Hace ocho años. Sesión 69.
-       ¿Qué le decían los otros niños?
-       No lo recuerdo.
-       ¿No lo recuerda? Haga memoria Benigno, creo que es importante- insistió la doctora.
-       Sólo tengo unos vagos recuerdos.
La verdad es que aunque no me gusta, no me cuesta mucho trabajo recordar aquello.
La mayoría de los días pensaba de camino al colegio que no me importaría disfrazarme de otra persona. Ser otro, para que los niños no se mofasen de mi.
Jamás pensé en no ir a la escuela, jamás.
Allí había cosas que necesitaba, las profesoras por ejemplo. Cuanto más se metían conmigo, más se apiadaban de mí. Más me protegían. Me sentaban en la primera fila, con las niñas. Siempre me preguntaban la lección cuando intuían que la sabía. De esto último ya se encargaba mi cara. Los días en los que venía con la tarea aprendida, mi gesto resplandecía de satisfacción, algo infrecuente en mi. . Si por el contrario no había podido estudiar, más bien no había querido, me mostraba cabizbajo.
Otra cosa que había en el colegio y que yo ansiaba, eran los libros. La biblioteca estaba llena de generosas donaciones de los ricos papas de aquellos bastardos que me humillaban a diario.

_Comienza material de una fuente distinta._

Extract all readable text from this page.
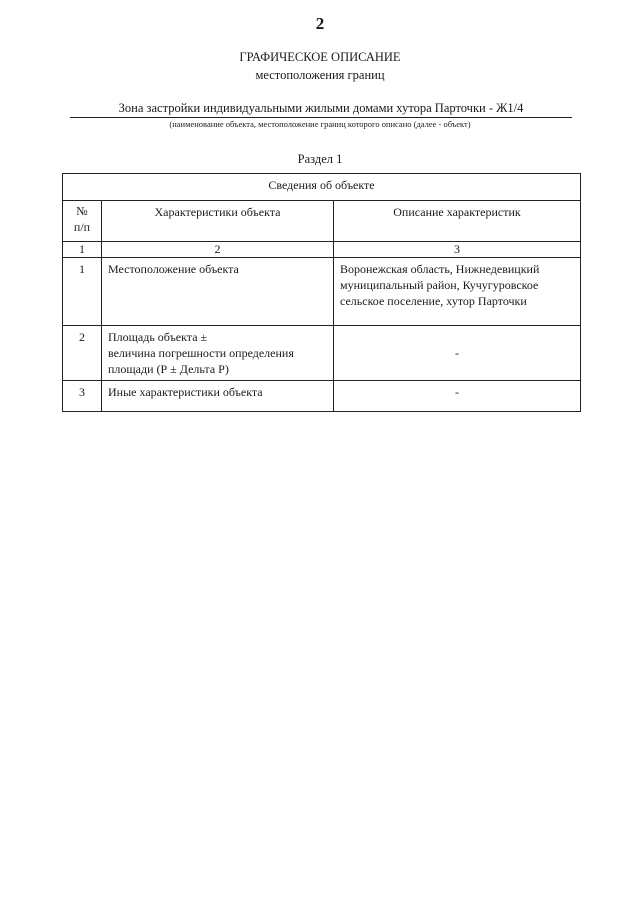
2
ГРАФИЧЕСКОЕ ОПИСАНИЕ
местоположения границ
Зона застройки индивидуальными жилыми домами хутора Парточки - Ж1/4
(наименование объекта, местоположение границ которого описано (далее - объект)
Раздел 1
Сведения об объекте		

№
п/п	Характеристики объекта	Описание характеристик

1	2	3

1	Местоположение объекта	Воронежская область, Нижнедевицкий
муниципальный район, Кучугуровское
сельское поселение, хутор Парточки

2	Площадь объекта ±
величина погрешности определения
площади (Р ± Дельта Р)	-

3	Иные характеристики объекта	-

Todas las semanas pedía prestados un par de libros. Nunca los devolvía y tampoco nadie me los reclamó. Supongo que era mi forma de equilibrar mi malestar.
La verdad es que hubiésemos podido comprar libros. No éramos precisamente pobres. La tía Manuela tenía dinero. La tía Manuela era extraordinariamente tacaña.

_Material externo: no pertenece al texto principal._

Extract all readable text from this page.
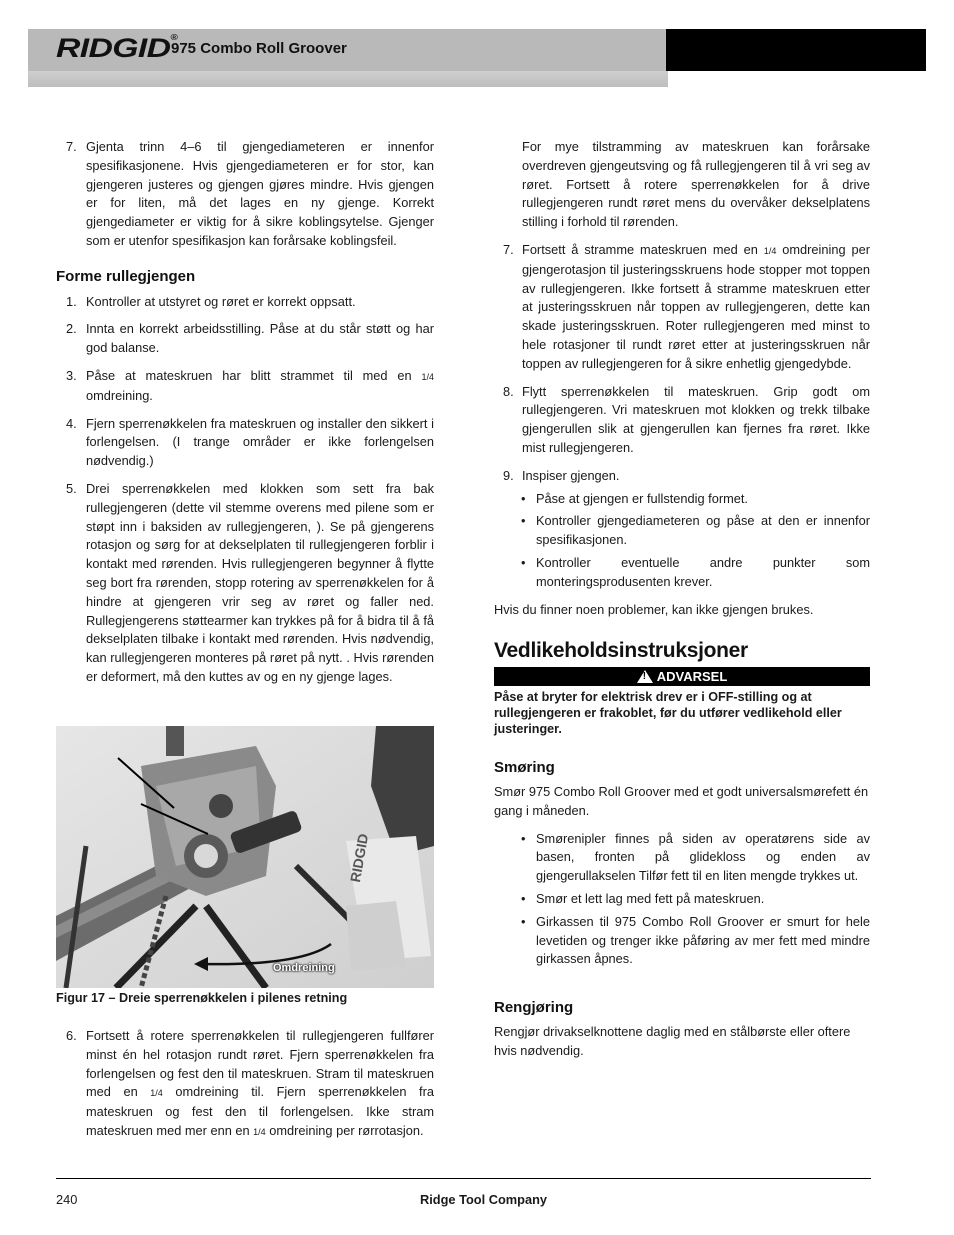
RIDGID®
975 Combo Roll Groover
7. Gjenta trinn 4–6 til gjengediameteren er innenfor spesifikasjonene. Hvis gjengediameteren er for stor, kan gjengeren justeres og gjengen gjøres mindre. Hvis gjengen er for liten, må det lages en ny gjenge. Korrekt gjengediameter er viktig for å sikre koblingsytelse. Gjenger som er utenfor spesifikasjon kan forårsake koblingsfeil.
Forme rullegjengen
1. Kontroller at utstyret og røret er korrekt oppsatt.
2. Innta en korrekt arbeidsstilling. Påse at du står støtt og har god balanse.
3. Påse at mateskruen har blitt strammet til med en 1/4 omdreining.
4. Fjern sperrenøkkelen fra mateskruen og installer den sikkert i forlengelsen. (I trange områder er ikke forlengelsen nødvendig.)
5. Drei sperrenøkkelen med klokken som sett fra bak rullegjengeren (dette vil stemme overens med pilene som er støpt inn i baksiden av rullegjengeren, ). Se på gjengerens rotasjon og sørg for at dekselplaten til rullegjengeren forblir i kontakt med rørenden. Hvis rullegjengeren begynner å flytte seg bort fra rørenden, stopp rotering av sperrenøkkelen for å hindre at gjengeren vrir seg av røret og faller ned. Rullegjengerens støttearmer kan trykkes på for å bidra til å få dekselplaten tilbake i kontakt med rørenden. Hvis nødvendig, kan rullegjengeren monteres på røret på nytt. . Hvis rørenden er deformert, må den kuttes av og en ny gjenge lages.
RIDGID
Omdreining
Figur 17 – Dreie sperrenøkkelen i pilenes retning
6. Fortsett å rotere sperrenøkkelen til rullegjengeren fullfører minst én hel rotasjon rundt røret. Fjern sperrenøkkelen fra forlengelsen og fest den til mateskruen. Stram til mateskruen med en 1/4 omdreining til. Fjern sperrenøkkelen fra mateskruen og fest den til forlengelsen. Ikke stram mateskruen med mer enn en 1/4 omdreining per rørrotasjon.

For mye tilstramming av mateskruen kan forårsake overdreven gjengeutsving og få rullegjengeren til å vri seg av røret. Fortsett å rotere sperrenøkkelen for å drive rullegjengeren rundt røret mens du overvåker dekselplatens stilling i forhold til rørenden.

7. Fortsett å stramme mateskruen med en 1/4 omdreining per gjengerotasjon til justeringsskruens hode stopper mot toppen av rullegjengeren. Ikke fortsett å stramme mateskruen etter at justeringsskruen når toppen av rullegjengeren, dette kan skade justeringsskruen. Roter rullegjengeren med minst to hele rotasjoner til rundt røret etter at justeringsskruen når toppen av rullegjengeren for å sikre enhetlig gjengedybde.
8. Flytt sperrenøkkelen til mateskruen. Grip godt om rullegjengeren. Vri mateskruen mot klokken og trekk tilbake gjengerullen slik at gjengerullen kan fjernes fra røret. Ikke mist rullegjengeren.
9. Inspiser gjengen.
• Påse at gjengen er fullstendig formet.
• Kontroller gjengediameteren og påse at den er innenfor spesifikasjonen.
• Kontroller eventuelle andre punkter som monteringsprodusenten krever.

Hvis du finner noen problemer, kan ikke gjengen brukes.

Vedlikeholdsinstruksjoner
! ADVARSEL
Påse at bryter for elektrisk drev er i OFF-stilling og at rullegjengeren er frakoblet, før du utfører vedlikehold eller justeringer.
Smøring

Smør 975 Combo Roll Groover med et godt universalsmørefett én gang i måneden.

• Smørenipler finnes på siden av operatørens side av basen, fronten på glidekloss og enden av gjengerullakselen Tilfør fett til en liten mengde trykkes ut.
• Smør et lett lag med fett på mateskruen.
• Girkassen til 975 Combo Roll Groover er smurt for hele levetiden og trenger ikke påføring av mer fett med mindre girkassen åpnes.
Rengjøring

Rengjør drivakselknottene daglig med en stålbørste eller oftere hvis nødvendig.

240	Ridge Tool Company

-       Supongo que lo era en todos los sentidos – Me interrumpió la doctora.
-       ¿A qué se refiere?
-       Al nivel emocional. Tacaña en lo sentimental. Ya sabe… Besos y abrazos – puntualizó.
-       ¿Besos y abrazos? – le pregunté al aire – La tía Manuela vendía sus abrazos y sus besos. Acaso olvida su profesión – respondí escapando de la tela de araña que me estaba tejiendo mi terapeuta.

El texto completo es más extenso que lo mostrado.